The dilemma is that the current PG&E is the product of more than simply corporate mismanagement. It’s the result of our politics. Under political guidance, the utility “has signed some expensive contracts for clean energy” (The Economist). It’s estimated that we could save almost $1.5 billion by abandoning those contracts. But good luck getting political approval for that.

Political leadership is key if we’re ever able to untangle the Gordian knot that is PG&E. Our high-intensity technicolor governor, Gavin Newsom, has so far vastly outperformed in the rhetoric game his hapless predecessor Gray Davis in a previous power crisis. Davis was so inert and unimpressive he got the political nickname “Beige” and lost a recall to a colorful southern California actor.

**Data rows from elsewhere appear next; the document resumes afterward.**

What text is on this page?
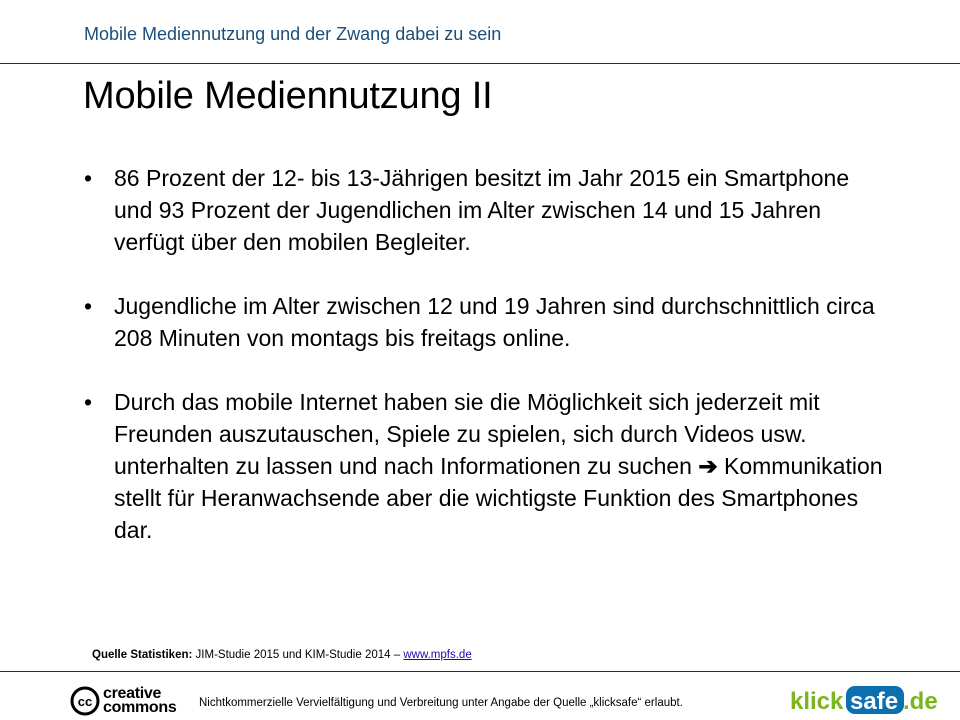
Mobile Mediennutzung und der Zwang dabei zu sein
Mobile Mediennutzung II
• 86 Prozent der 12- bis 13-Jährigen besitzt im Jahr 2015 ein Smartphone und 93 Prozent der Jugendlichen im Alter zwischen 14 und 15 Jahren verfügt über den mobilen Begleiter.
• Jugendliche im Alter zwischen 12 und 19 Jahren sind durchschnittlich circa 208 Minuten von montags bis freitags online.
• Durch das mobile Internet haben sie die Möglichkeit sich jederzeit mit Freunden auszutauschen, Spiele zu spielen, sich durch Videos usw. unterhalten zu lassen und nach Informationen zu suchen ➔ Kommunikation stellt für Heranwachsende aber die wichtigste Funktion des Smartphones dar.
Quelle Statistiken: JIM-Studie 2015 und KIM-Studie 2014 – www.mpfs.de
cc creative
commons Nichtkommerzielle Vervielfältigung und Verbreitung unter Angabe der Quelle „klicksafe“ erlaubt.	klick safe .de
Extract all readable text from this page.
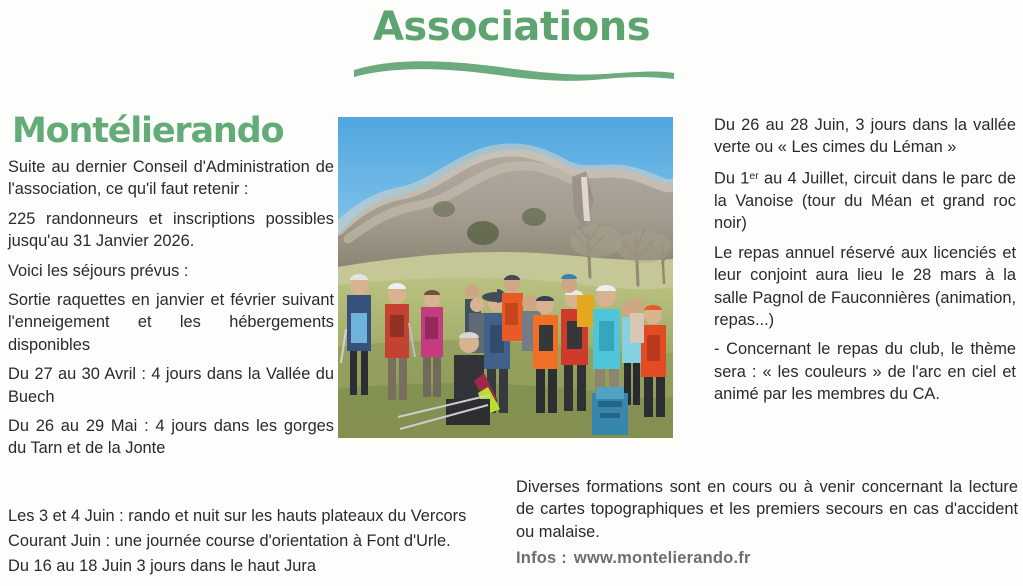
Associations
Montélierando

Suite au dernier Conseil d'Administration de l'association, ce qu'il faut retenir :

225 randonneurs et inscriptions possibles jusqu'au 31 Janvier 2026.

Voici les séjours prévus :

Sortie raquettes en janvier et février suivant l'enneigement et les hébergements disponibles

Du 27 au 30 Avril : 4 jours dans la Vallée du Buech

Du 26 au 29 Mai : 4 jours dans les gorges du Tarn et de la Jonte

Du 26 au 28 Juin, 3 jours dans la vallée verte ou « Les cimes du Léman »

Du 1er au 4 Juillet, circuit dans le parc de la Vanoise (tour du Méan et grand roc noir)

Le repas annuel réservé aux licenciés et leur conjoint aura lieu le 28 mars à la salle Pagnol de Fauconnières (animation, repas...)

- Concernant le repas du club, le thème sera : « les couleurs » de l'arc en ciel et animé par les membres du CA.

Les 3 et 4 Juin : rando et nuit sur les hauts plateaux du Vercors

Courant Juin : une journée course d'orientation à Font d'Urle.

Du 16 au 18 Juin 3 jours dans le haut Jura

Diverses formations sont en cours ou à venir concernant la lecture de cartes topographiques et les premiers secours en cas d'accident ou malaise.

Infos : www.montelierando.fr
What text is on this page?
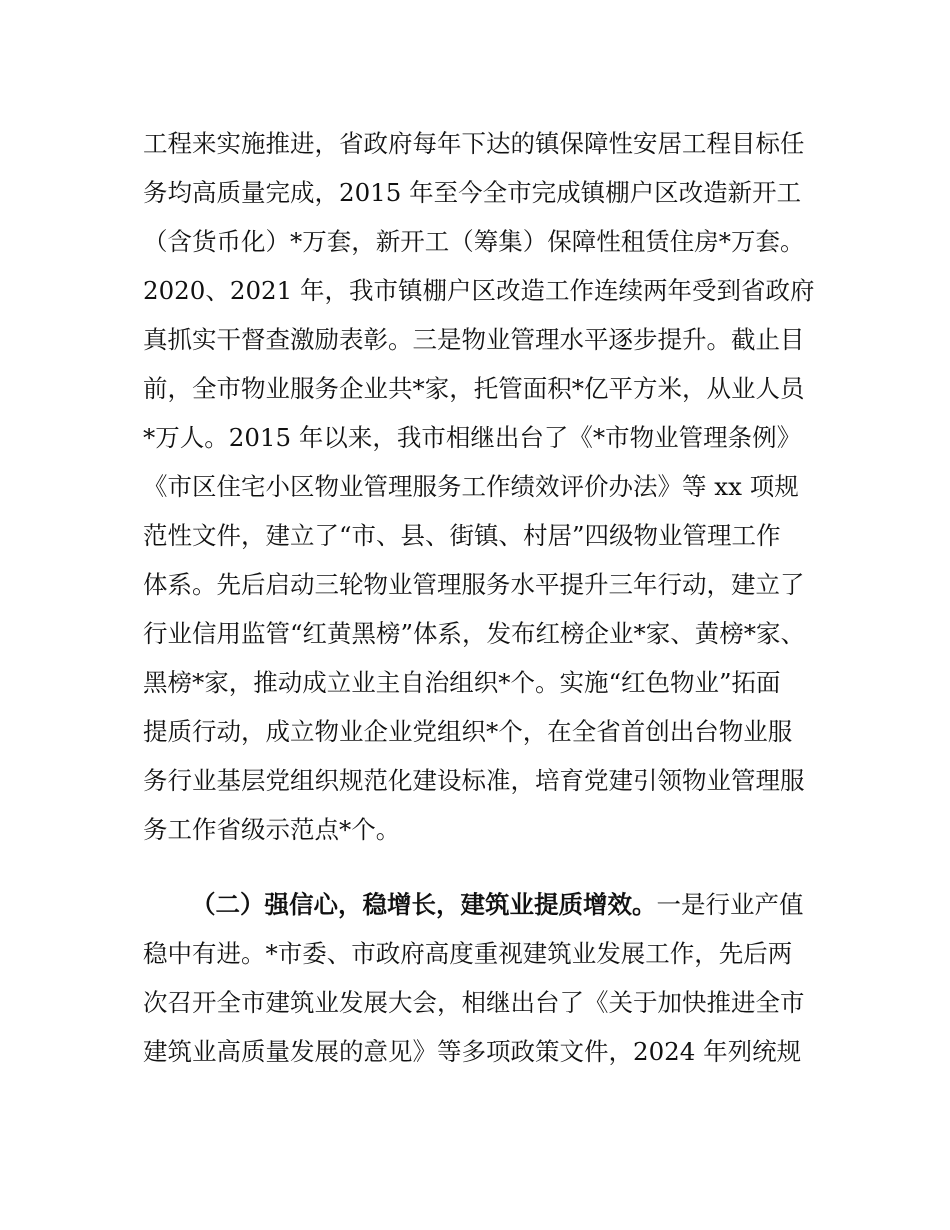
工程来实施推进，省政府每年下达的镇保障性安居工程目标任
务均高质量完成，2015 年至今全市完成镇棚户区改造新开工
（含货币化）*万套，新开工（筹集）保障性租赁住房*万套。
2020、2021 年，我市镇棚户区改造工作连续两年受到省政府
真抓实干督查激励表彰。三是物业管理水平逐步提升。截止目
前，全市物业服务企业共*家，托管面积*亿平方米，从业人员
*万人。2015 年以来，我市相继出台了《*市物业管理条例》
《市区住宅小区物业管理服务工作绩效评价办法》等 xx 项规
范性文件，建立了“市、县、街镇、村居”四级物业管理工作
体系。先后启动三轮物业管理服务水平提升三年行动，建立了
行业信用监管“红黄黑榜”体系，发布红榜企业*家、黄榜*家、
黑榜*家，推动成立业主自治组织*个。实施“红色物业”拓面
提质行动，成立物业企业党组织*个，在全省首创出台物业服
务行业基层党组织规范化建设标准，培育党建引领物业管理服
务工作省级示范点*个。
（二）强信心，稳增长，建筑业提质增效。一是行业产值
稳中有进。*市委、市政府高度重视建筑业发展工作，先后两
次召开全市建筑业发展大会，相继出台了《关于加快推进全市
建筑业高质量发展的意见》等多项政策文件，2024 年列统规
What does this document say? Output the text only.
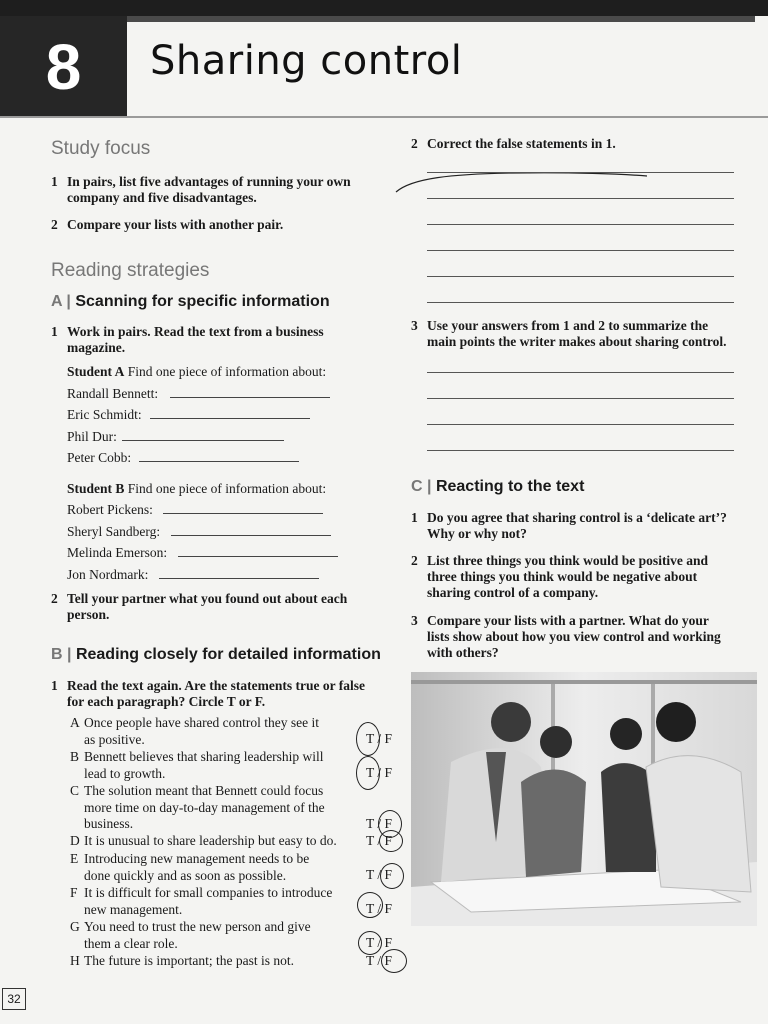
8	Sharing control
Study focus
1 In pairs, list five advantages of running your own
company and five disadvantages.
2 Compare your lists with another pair.
Reading strategies
A | Scanning for specific information
1 Work in pairs. Read the text from a business
magazine.
Student A Find one piece of information about:
Randall Bennett:
Eric Schmidt:
Phil Dur:
Peter Cobb:
Student B Find one piece of information about:
Robert Pickens:
Sheryl Sandberg:
Melinda Emerson:
Jon Nordmark:
2 Tell your partner what you found out about each
person.
B | Reading closely for detailed information
1 Read the text again. Are the statements true or false
for each paragraph? Circle T or F.
A Once people have shared control they see it
as positive.	T / F
B Bennett believes that sharing leadership will
lead to growth.	T / F
C The solution meant that Bennett could focus
more time on day-to-day management of the
business.	T / F
D It is unusual to share leadership but easy to do.	T / F
E Introducing new management needs to be
done quickly and as soon as possible.	T / F
F It is difficult for small companies to introduce
new management.	T / F
G You need to trust the new person and give
them a clear role.	T / F
H The future is important; the past is not.	T / F
2 Correct the false statements in 1.
3 Use your answers from 1 and 2 to summarize the
main points the writer makes about sharing control.
C | Reacting to the text
1 Do you agree that sharing control is a ‘delicate art’?
Why or why not?
2 List three things you think would be positive and
three things you think would be negative about
sharing control of a company.
3 Compare your lists with a partner. What do your
lists show about how you view control and working
with others?
32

Newsom has been outspoken in denouncing PG&E. That’s at least curious given the huge campaign contributions he has accepted from that utility, the largest corporate political donor in the state. Talk is cheap in the realm of political dollars if it doesn’t result in action.

But what action is possible? The Wall Street Journal’s iconoclastic business columnist Holman Jenkins reminds us that “California’s utilities cannot financially withstand the obligation imposed on them to subsidize development in fire-prone areas.”

So what can be done? It might be feasible to carve out gas from electric and in that way begin to cut PG&E down in size. A proactive CPUC (our state utility commission) could create management standards that PG&E executives must meet or lose their million dollar salaries. We could thin our fire-prone forests and restrict nearby housing development.

But there’s no quick solution. The only short-term action that may be beneficial is to take that $100 credit PG&E gave many of us in our November bills and buy some good booze, which can warm us on the dark nights that may lay ahead, whatever calendar month we’re in.

Mark G. Epstein moved to St. Helena from the East Coast early this century after a career in international business.